In [None]:
#set up environment
import pandas as pd
import qiime2 as q2
from qiime2 import Visualization

# create directories for the notebook. DO NOT change
data_dir = 'data/06_Kraken_results'
!data_dir = 'data/06_Kraken_results'

!mkdir -p data
!mkdir -p $data_dir

# fetches useful files for the current notebook. All files will be saved in $data_dir
!wget 'https://polybox.ethz.ch/index.php/s/BDifSidsoRrAaqX/download' -O data/Download.zip
!unzip -o data/Download.zip -d data
!rm data/Download.zip

# Taxonomy: Kraken2 based classification
For classification we decided to use the kraken2 Moshpit tool and used the combined dereplicated mags with pluspfp16 Kraken2 db. If you are not familiar with Kraken "pluspfp" contains Reference Sequences of the standard: archaea, bacteria, viral, plasmid, human1, UniVec_Core; in addition it also contains protozoa, fungi and plants.
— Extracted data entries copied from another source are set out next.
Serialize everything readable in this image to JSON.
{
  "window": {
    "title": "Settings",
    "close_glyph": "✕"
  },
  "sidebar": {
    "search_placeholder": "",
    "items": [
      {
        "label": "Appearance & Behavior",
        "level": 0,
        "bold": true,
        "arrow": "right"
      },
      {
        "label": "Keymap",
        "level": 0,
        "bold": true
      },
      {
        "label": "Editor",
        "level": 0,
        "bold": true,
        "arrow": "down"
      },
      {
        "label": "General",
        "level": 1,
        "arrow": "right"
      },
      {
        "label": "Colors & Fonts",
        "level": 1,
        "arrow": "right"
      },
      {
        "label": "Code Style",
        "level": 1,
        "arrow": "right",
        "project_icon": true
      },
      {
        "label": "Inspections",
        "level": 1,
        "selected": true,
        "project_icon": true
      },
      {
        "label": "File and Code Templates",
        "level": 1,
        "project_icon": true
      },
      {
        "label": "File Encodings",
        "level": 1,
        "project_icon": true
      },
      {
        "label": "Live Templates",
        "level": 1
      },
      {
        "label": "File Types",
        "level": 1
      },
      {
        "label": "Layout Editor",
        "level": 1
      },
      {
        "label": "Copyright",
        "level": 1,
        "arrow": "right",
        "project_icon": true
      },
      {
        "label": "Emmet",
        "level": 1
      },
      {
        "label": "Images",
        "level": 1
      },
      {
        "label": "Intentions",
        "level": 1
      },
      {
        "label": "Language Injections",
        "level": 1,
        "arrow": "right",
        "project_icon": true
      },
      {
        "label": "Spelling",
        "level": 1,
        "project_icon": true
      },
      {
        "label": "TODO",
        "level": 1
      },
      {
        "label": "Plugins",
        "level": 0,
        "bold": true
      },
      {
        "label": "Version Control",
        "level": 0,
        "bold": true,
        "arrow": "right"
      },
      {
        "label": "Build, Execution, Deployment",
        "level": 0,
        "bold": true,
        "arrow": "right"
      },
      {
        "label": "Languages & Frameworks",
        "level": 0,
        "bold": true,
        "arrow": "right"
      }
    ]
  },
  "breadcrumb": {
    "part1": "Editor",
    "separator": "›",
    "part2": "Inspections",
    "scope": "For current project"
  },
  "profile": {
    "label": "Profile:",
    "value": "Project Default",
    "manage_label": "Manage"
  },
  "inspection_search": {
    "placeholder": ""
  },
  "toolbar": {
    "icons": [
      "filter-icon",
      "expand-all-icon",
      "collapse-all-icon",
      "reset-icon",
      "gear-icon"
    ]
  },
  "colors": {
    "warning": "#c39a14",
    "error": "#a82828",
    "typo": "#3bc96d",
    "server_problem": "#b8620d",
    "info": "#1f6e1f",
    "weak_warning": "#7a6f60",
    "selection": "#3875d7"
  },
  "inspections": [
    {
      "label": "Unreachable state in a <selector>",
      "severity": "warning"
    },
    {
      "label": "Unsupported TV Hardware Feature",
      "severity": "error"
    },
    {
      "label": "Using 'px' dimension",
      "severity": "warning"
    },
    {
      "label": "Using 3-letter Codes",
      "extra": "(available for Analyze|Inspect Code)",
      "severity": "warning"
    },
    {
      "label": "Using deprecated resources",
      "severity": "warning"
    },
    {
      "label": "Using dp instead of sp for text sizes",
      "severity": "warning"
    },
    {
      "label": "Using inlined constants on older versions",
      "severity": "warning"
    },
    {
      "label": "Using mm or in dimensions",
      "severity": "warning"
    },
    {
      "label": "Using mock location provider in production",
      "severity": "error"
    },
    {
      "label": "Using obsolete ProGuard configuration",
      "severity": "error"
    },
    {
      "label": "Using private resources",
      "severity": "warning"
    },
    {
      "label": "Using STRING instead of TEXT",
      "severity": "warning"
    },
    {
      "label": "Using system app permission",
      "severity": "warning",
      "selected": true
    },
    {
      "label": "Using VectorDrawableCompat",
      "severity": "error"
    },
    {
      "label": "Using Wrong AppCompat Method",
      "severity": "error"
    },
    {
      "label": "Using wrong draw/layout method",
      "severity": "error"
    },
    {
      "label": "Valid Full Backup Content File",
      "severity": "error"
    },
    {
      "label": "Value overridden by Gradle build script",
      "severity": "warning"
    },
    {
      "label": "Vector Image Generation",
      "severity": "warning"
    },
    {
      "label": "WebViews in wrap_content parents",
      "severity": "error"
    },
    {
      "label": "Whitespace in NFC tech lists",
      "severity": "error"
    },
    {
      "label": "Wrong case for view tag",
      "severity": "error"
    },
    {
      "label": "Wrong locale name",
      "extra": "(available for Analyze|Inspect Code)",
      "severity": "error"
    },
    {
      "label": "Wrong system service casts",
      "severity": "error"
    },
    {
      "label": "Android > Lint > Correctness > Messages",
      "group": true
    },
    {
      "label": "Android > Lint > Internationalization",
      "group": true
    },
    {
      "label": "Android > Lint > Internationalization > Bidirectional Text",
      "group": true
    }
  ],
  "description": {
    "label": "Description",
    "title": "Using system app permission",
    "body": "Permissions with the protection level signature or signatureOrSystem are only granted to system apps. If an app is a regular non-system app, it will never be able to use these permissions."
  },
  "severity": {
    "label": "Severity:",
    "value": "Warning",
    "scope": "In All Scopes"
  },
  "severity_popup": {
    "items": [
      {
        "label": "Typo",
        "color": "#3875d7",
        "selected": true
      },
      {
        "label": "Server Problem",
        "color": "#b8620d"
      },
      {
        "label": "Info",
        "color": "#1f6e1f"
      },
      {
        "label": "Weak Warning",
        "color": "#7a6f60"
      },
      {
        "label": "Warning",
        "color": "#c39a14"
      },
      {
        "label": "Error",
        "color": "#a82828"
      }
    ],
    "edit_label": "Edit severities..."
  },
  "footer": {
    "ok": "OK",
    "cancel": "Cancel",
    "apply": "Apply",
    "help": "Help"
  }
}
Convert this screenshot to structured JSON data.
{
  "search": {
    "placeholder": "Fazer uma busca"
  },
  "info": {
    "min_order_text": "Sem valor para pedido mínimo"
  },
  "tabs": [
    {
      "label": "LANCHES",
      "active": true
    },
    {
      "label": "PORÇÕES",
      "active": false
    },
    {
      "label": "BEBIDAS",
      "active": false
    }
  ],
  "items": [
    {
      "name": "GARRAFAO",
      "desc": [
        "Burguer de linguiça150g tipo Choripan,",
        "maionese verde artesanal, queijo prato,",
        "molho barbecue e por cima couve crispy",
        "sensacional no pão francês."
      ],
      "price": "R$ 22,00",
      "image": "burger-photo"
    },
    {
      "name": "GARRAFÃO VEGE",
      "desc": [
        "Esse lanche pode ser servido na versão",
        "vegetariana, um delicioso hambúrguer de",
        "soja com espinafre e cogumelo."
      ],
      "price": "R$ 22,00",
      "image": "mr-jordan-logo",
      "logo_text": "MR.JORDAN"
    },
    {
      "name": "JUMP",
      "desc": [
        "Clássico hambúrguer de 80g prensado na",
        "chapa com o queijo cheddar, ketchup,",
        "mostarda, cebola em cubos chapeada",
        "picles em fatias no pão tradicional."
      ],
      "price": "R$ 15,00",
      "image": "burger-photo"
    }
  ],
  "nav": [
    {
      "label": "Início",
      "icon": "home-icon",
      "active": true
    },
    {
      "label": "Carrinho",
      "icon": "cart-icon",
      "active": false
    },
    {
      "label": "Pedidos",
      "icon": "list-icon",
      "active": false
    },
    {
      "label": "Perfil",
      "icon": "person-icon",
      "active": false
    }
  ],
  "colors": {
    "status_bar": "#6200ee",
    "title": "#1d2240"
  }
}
The rationale behind this choice is the attempt to classify the dereplicated mags that were extracted in step 03 from all 3 domains of life. A size-capped database was used due to limits in computational usage (16Gb). [^1]

### Step 1: downloading db

the following script was supposed to download and classify only bacteria dereplicates directly. It has not been modified since a an alternative was used for the actual classification (see next markdown) and the used database is the same

[^1] Wood et al. Genome Biology (2019) 20:257 https://doi.org/10.1186/s13059-019-1891-0


In [None]:
!head -n 35 $data_dir/06_Taxonomy_classification.slurms.sh

### Step 2: Classification
Premise: a bug in how moshpit handles cpus for this step did not allow to use a .slurms.sh. A pipeline of commands was fed to the interactive node instead.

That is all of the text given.